Dr Gibson also recalled his experience carrying out extravehicular activities e.g. spacewalks. Being in a spacesuit outside the station, with the whole Earth below him was, for him, “the ultimate freedom.”
The Day Skylab Crashed To Earth And The US Littering Fine
After Skylab 4, NASA’s attention shifted toward the Shuttle program, and the space station slowly succumbed to orbital decay. Despite the atmosphere being very rarefied hundreds of kilometers from the surface, it is still enough to slow down objects in orbit. Over time, they will slow down enough that they will come back down.
In 1978, NASA discovered Skylab’s orbit was decaying rapidly and various plans were devised to bring it down safely, and not in an uncontrolled tumble.

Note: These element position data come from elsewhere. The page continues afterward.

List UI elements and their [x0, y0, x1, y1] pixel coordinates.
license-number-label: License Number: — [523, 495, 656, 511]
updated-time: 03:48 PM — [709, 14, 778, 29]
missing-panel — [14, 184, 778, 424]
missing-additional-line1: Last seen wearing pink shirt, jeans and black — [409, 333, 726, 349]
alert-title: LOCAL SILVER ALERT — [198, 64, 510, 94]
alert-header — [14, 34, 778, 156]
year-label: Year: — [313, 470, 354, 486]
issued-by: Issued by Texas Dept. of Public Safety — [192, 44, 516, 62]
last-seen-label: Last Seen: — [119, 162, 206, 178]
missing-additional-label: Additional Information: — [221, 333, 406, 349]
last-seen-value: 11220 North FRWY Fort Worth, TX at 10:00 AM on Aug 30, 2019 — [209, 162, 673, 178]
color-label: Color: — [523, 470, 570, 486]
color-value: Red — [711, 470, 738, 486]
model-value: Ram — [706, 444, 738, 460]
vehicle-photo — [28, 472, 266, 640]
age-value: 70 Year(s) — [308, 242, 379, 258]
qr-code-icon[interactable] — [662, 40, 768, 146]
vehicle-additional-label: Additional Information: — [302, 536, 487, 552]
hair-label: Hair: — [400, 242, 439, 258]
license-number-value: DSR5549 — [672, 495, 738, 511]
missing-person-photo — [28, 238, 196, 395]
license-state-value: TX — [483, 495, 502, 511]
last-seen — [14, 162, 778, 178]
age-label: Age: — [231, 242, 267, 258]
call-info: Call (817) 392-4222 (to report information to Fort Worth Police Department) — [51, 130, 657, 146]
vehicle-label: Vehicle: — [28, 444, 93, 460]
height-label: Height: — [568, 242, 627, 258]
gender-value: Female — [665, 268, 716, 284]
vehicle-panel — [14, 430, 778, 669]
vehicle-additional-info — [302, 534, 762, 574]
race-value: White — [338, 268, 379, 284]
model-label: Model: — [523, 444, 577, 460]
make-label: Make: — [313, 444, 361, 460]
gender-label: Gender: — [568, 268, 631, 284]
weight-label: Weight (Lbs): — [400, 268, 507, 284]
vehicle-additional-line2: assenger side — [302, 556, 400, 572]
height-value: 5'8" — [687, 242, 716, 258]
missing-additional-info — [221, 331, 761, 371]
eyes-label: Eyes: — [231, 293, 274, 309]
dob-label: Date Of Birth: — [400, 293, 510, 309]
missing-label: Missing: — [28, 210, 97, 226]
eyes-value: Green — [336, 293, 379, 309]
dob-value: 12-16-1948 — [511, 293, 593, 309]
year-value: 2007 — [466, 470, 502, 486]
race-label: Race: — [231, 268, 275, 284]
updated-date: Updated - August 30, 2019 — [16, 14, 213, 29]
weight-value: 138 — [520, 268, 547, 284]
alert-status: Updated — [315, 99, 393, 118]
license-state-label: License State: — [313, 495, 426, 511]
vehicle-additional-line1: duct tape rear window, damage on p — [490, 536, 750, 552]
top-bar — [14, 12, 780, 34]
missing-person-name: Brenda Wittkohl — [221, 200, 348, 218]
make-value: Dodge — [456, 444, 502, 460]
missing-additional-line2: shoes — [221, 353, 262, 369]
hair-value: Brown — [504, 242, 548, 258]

Ultimately, they fired the station’s booster rockets, sending it into a spin they hoped would bring it down over the Indian Ocean.
On July 11, 1979, it did indeed come down, breaking apart and burning up in the atmosphere, showering the Indian Ocean with debris that made it all the way to Western Australia. Dr Gibson was at ground control when the space station crashed.
“The only thing I was very happy about, when I knew it was heading for Australia, is that it didn’t hit anybody or cause any real serious damage, so it landed in a reasonable place from that standpoint,” Dr Gibson said. “When it was all over we breathed a sigh of relief and said, well, we’re glad we had the opportunity.”
The small town of Esperance in Australia was one of the places where the debris landed. Luckily no one was hurt, but it jokingly issued an AUS$400 fine to NASA for littering, all the same. While the fine was written off three months later, California DJ Scott Barley asked his listeners to pitch in for the fine and paid this debt off in 2009.
50 years of Skylab
“Skylab’s impact on how we live today cannot be understated. The understanding of our Earth owes a lot to the pioneering observations made by the Skylab crews 50 years ago,” documentary-maker Dwight Steven-Boniecki, director of Searching for Skylab, told IFLScience.
“Skylab’s legacy has finally crawled out from Apollo’s shadow. What was achieved in 1973 and 1974 set the benchmark for ISS mission planning today. Skylab ought never to be forgotten. It was an incredible triumph of ingenuity, perseverance, and courage. Its legacy deserves to share the stage with Mercury, Gemini, and Apollo. Pioneering science in space which reverberates to this day.”
An earlier version of this article was published in 2021.